Amid a season that has begun with disappointment, struggle and doubt, one positive stands out to Orioles left-hander Richard Bleier when it comes to his physical health.
“My arm's still attached,” Bleier said. “So that's a good thing.”
Coming off surgery to repair a torn lat muscle that cost him the final three months of last season, Bleier is still trying to rediscover the effectiveness that allowed him to post an ERA+ of 220 through his first three major league seasons.
Bleier allowed runs in three of his first four outings this season, capped by four in 1 1/3 innings in Tuesday night’s loss to the Oakland Athletics. With a 14.54 ERA, Bleier has a hard-hit rate of 72.2 percent, the third highest of any pitcher to have at least five batted balls against them, per Statcast data. In 2018, Bleier’s “barrel” rate among pitchers who allowed at least 100 balls put in play was the 11th best in baseball.
“This time last year, I felt completely different,” Bleier said. “There's definitely still dealing with issues from the surgery, I would say."
Orioles manager Brandon Hyde has tried to be patient with Bleier’s progress and not overwork him in his return from surgery. Before Wednesday’s game, Hyde suggested the team might to give Bleier, 31, a “reset” by placing him on the injured list.
“He's just not getting the shape on the pitches that he's used to,” Hyde said. “I've had a lot of conversations with him the last few days. He's disappointed in his start, and credit to him in that he's come off a major injury and is ahead of schedule, and I know that we've been patient with him and I feel really good about how we've treated him since spring training with allowing a lot of recovery time and that sort of thing.
“He was pushing the fast-forward button a little bit, too. He really wanted to break with our club. He wanted to be on this team, and I think getting off to the start that he's gotten off to, he's just disappointed in that the stuff of his pitches isn't acting like it normally used to act.”
Bleier said his cutter is “fine” and his changeup is actually improved. The average velocity and spin rate of Bleier’s sinker, his primary pitch, are in line with his career averages, but the pitch’s horizontal and vertical movement is down compared with years past, per brooksbaseball.net.

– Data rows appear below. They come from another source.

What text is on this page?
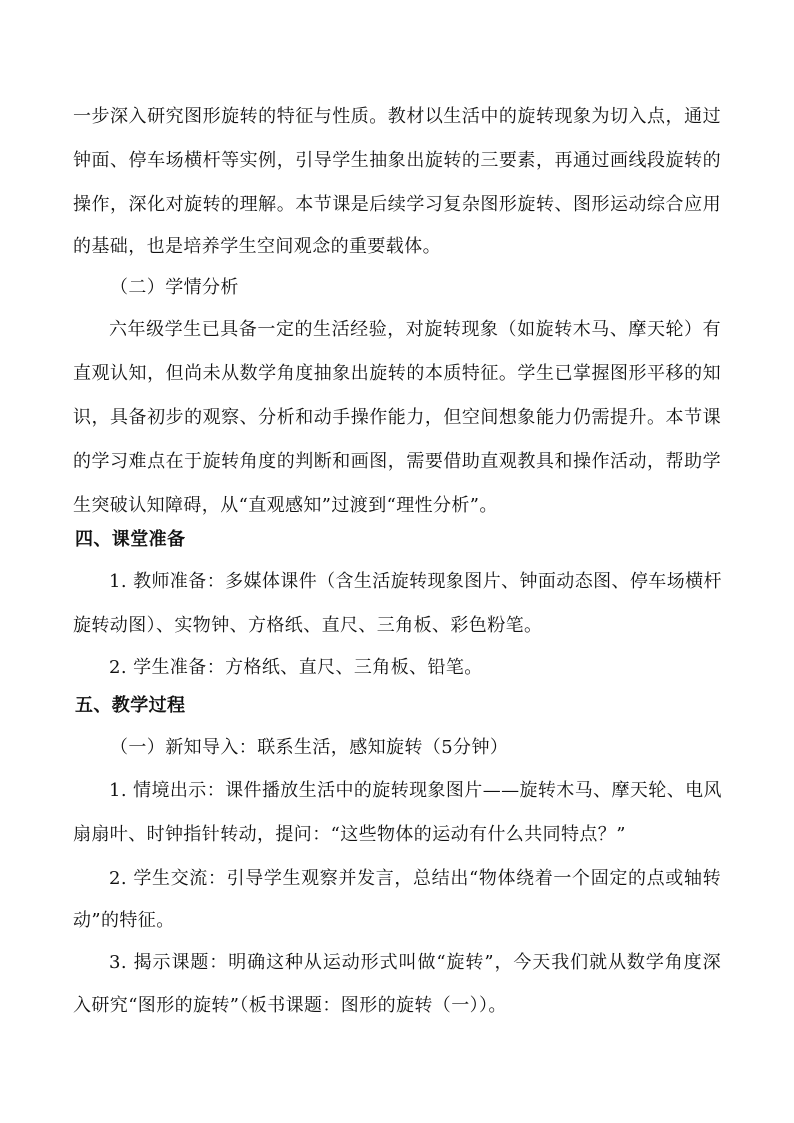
一步深入研究图形旋转的特征与性质。教材以生活中的旋转现象为切入点，通过
钟面、停车场横杆等实例，引导学生抽象出旋转的三要素，再通过画线段旋转的
操作，深化对旋转的理解。本节课是后续学习复杂图形旋转、图形运动综合应用
的基础，也是培养学生空间观念的重要载体。
（二）学情分析
六年级学生已具备一定的生活经验，对旋转现象（如旋转木马、摩天轮）有
直观认知，但尚未从数学角度抽象出旋转的本质特征。学生已掌握图形平移的知
识，具备初步的观察、分析和动手操作能力，但空间想象能力仍需提升。本节课
的学习难点在于旋转角度的判断和画图，需要借助直观教具和操作活动，帮助学
生突破认知障碍，从“直观感知”过渡到“理性分析”。
四、课堂准备
1. 教师准备：多媒体课件（含生活旋转现象图片、钟面动态图、停车场横杆
旋转动图）、实物钟、方格纸、直尺、三角板、彩色粉笔。
2. 学生准备：方格纸、直尺、三角板、铅笔。
五、教学过程
（一）新知导入：联系生活，感知旋转（5分钟）
1. 情境出示：课件播放生活中的旋转现象图片——旋转木马、摩天轮、电风
扇扇叶、时钟指针转动，提问：“这些物体的运动有什么共同特点？”
2. 学生交流：引导学生观察并发言，总结出“物体绕着一个固定的点或轴转
动”的特征。
3. 揭示课题：明确这种从运动形式叫做“旋转”，今天我们就从数学角度深
入研究“图形的旋转”（板书课题：图形的旋转（一））。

“I don't think that's abnormal for somebody coming off of injury, not having the stuff look like what it did before,” Hyde said. “I think Rich is just pretty frustrated by it and not getting the ground balls that he's normally getting, giving up fastball homers, which he really hasn't done in the past, and not recovering normally after an outing like he has in the past, so there's some frustration there, but we're gonna stay behind him and try to treat him — I just want to be patient with him because Rich is gonna be a big part of this club. I wanna do the right thing for him."
Despite Hyde’s suggestion that rest and injury list stint could be what proves best for Bleier’s health, Bleier was adamant that more outings on the mound will serve him well.
"I don't think rest will do me good, no,” Bleier said. “It's just good days and bad days, so it's really hard to gauge. You could ask anybody who's had major surgery, it's definitely a constant battle.
“I'm not getting better not pitching, so it's like a catch-22."
Rogers ready to contribute out of bullpen
When left-hander Josh Rogers was told he was being scratched from the first game of Triple-A Norfolk’s Tuesday doubleheader in Charlotte, N.C., he figured it might have something to do with the rainy weather’s possible impact on his outing.
Instead, he was informed that he was heading to Baltimore, where Wednesday night he will pitch behind right-hander Dan Straily, who will have somewhat of a short leash in his first start with the Orioles. Straily threw 44 pitches Sunday and before that hadn’t pitched in a competitive game in about two weeks.
Rogers, acquired in last summer’s Zack Britton trade with the New York Yankees, hasn’t pitched in relief in an official game since his first professional season in 2015, but he did so seven times during spring training. Hyde said there’s a “good shot” Rogers, who made three late-season starts with Baltimore last season, appears Wednesday.
“I think I'll be fine with it,” Rogers said. “Doing it during spring training definitely will help 'cause I'd never been out of the bullpen before, but getting those outings in spring will definitely benefit, I think, and roll over into today."
Right-hander Alex Cobb, whose placement on the 10-day injured list Tuesday was backdated to Saturday, has a “good shot” to start immediately once he’s eligible to come off the IL, Hyde said.